Hartenkennis
Kolossenzen 2:3
„In Wie al de schatten der wijsheid en kennis verborgen zijn.”
Laat een arme ziel die oprecht is en enige kennis van Christus heeft, tevreden zijn. Dan maakt het niet uit wanneer zo iemand niet kan redetwisten of spreken over gewetensvragen, zoals anderen. Als wij Hem kennen, is weinig daaraan gelegen.
Hier is het rechte richtsnoer waardoor wij een goede inschatting kunnen maken van onze eigen kennis of die van anderen: de ware regel om de kennis te beproeven is niet een reeks fijngesponnen begrippen en onderscheiden uitdrukkingen, maar hartenkennis van Hem in Wie al de schatten van wijsheid en kennis verborgen zijn (Kol. 2:3).
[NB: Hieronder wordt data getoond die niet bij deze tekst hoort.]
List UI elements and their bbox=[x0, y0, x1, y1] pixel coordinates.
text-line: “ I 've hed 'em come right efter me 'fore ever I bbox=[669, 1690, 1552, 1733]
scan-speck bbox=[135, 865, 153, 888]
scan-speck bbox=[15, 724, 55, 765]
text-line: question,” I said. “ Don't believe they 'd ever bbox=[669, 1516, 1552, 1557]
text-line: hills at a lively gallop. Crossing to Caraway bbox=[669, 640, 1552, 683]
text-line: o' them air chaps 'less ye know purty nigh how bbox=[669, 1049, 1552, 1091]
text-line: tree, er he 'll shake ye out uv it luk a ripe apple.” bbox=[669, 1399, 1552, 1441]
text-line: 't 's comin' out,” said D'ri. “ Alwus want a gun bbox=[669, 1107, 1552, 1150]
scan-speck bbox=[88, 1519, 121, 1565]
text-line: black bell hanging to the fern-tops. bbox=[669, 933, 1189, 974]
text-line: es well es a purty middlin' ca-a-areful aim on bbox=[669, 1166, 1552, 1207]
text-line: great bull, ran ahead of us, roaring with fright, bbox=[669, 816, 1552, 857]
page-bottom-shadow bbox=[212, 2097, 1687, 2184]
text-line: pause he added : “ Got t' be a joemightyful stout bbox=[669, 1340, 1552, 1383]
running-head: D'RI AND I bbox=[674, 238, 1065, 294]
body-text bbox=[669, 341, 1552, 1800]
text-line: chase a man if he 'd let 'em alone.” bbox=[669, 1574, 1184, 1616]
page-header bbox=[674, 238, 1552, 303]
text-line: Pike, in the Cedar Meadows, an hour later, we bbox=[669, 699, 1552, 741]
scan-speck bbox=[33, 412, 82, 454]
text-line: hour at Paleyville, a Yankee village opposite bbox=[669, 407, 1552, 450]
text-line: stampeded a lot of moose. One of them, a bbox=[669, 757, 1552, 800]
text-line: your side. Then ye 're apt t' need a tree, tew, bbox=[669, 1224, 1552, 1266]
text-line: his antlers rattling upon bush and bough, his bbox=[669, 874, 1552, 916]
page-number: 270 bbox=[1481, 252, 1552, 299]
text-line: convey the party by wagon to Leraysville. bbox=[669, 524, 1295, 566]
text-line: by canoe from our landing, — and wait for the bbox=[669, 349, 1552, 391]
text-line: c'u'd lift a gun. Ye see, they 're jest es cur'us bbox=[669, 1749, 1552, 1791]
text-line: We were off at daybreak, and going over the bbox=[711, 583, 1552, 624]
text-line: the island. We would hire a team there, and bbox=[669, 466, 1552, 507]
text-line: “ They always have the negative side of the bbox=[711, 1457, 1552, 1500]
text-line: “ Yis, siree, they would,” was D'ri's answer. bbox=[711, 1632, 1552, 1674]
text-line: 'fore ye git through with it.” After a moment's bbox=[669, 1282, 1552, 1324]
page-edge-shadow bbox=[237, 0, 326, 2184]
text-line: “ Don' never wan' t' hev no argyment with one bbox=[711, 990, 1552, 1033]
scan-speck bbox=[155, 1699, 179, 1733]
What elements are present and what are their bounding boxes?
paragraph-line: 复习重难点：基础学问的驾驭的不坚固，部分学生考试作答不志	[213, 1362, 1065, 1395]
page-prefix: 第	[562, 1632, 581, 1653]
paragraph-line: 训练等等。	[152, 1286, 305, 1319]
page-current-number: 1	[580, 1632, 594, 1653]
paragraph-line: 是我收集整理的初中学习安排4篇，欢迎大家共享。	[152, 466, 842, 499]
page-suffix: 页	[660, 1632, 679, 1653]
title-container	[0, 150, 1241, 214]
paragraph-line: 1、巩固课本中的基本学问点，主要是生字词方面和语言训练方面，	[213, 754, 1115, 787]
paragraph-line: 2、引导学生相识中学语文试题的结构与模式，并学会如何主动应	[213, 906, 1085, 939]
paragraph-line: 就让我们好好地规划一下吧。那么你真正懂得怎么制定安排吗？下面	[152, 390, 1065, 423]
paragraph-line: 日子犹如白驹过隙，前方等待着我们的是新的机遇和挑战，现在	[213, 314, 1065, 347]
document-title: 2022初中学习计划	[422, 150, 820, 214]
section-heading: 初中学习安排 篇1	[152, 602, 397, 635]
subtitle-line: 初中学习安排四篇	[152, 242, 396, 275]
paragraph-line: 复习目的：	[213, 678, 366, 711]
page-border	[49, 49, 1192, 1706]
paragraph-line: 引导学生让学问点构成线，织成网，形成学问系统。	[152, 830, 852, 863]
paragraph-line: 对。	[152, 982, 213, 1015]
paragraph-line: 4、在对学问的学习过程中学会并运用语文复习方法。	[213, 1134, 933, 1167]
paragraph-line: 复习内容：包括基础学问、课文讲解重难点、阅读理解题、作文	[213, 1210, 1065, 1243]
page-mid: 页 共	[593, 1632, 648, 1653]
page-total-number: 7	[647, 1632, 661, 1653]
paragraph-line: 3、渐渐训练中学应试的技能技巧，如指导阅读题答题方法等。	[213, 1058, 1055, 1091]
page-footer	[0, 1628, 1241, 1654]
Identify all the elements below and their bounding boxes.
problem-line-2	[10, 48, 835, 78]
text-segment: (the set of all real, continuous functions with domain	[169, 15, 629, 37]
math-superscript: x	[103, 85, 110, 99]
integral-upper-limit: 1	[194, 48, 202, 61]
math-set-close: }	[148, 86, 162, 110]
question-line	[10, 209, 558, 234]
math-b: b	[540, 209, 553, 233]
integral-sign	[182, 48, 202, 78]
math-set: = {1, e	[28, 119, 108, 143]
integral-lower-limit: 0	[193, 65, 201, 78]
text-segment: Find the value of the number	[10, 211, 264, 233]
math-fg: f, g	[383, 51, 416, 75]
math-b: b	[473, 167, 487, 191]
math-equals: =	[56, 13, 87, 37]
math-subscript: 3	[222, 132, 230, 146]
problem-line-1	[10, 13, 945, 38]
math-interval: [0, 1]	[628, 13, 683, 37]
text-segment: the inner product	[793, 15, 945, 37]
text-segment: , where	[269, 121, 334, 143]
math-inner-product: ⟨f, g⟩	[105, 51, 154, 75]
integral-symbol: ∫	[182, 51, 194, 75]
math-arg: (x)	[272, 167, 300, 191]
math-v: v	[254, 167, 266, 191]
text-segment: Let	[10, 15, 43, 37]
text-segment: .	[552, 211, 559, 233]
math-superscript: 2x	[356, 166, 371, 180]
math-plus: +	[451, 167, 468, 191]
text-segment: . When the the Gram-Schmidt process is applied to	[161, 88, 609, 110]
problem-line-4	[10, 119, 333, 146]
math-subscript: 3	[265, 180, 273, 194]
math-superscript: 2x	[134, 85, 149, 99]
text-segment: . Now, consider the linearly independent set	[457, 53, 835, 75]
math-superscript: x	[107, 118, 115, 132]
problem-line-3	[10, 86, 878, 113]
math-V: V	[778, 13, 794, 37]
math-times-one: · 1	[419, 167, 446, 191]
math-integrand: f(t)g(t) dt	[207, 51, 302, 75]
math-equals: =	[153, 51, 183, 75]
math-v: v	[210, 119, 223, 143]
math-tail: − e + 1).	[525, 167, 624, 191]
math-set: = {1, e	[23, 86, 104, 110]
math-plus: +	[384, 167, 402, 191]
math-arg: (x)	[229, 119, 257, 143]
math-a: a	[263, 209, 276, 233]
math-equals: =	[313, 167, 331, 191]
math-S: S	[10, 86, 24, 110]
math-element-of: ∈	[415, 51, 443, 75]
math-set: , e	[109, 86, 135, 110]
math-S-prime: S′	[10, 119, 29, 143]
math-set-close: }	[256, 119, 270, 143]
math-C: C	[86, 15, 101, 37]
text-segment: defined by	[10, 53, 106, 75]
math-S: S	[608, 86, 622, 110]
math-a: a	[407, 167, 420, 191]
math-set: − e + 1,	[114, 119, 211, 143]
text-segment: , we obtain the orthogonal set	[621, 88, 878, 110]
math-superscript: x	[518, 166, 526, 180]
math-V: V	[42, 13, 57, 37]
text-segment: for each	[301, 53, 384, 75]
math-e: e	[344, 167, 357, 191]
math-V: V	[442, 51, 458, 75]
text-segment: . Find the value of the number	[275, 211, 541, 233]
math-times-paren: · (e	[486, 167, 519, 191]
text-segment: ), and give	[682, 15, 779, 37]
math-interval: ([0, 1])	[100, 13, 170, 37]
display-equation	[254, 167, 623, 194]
Hoe droevig is het dat wij niet méér ingenomen zijn met de studie naar dit richtsnoer, dat de kortste weg voor ons zou vormen om álles te weten. Waarom geven wij ons geld uit voor hetgeen geen brood is en onze arbeid voor wat ons niet nuttig zal zijn? Waarom slijten wij onze tijd en geest in de wetenschap, om deze of gene kunst te leren, terwijl wij daarmee nooit één haarbreed dichter bij de zaligheid komen? Dat wij toch wijs zouden worden op het gebied van het éne dat nodig is!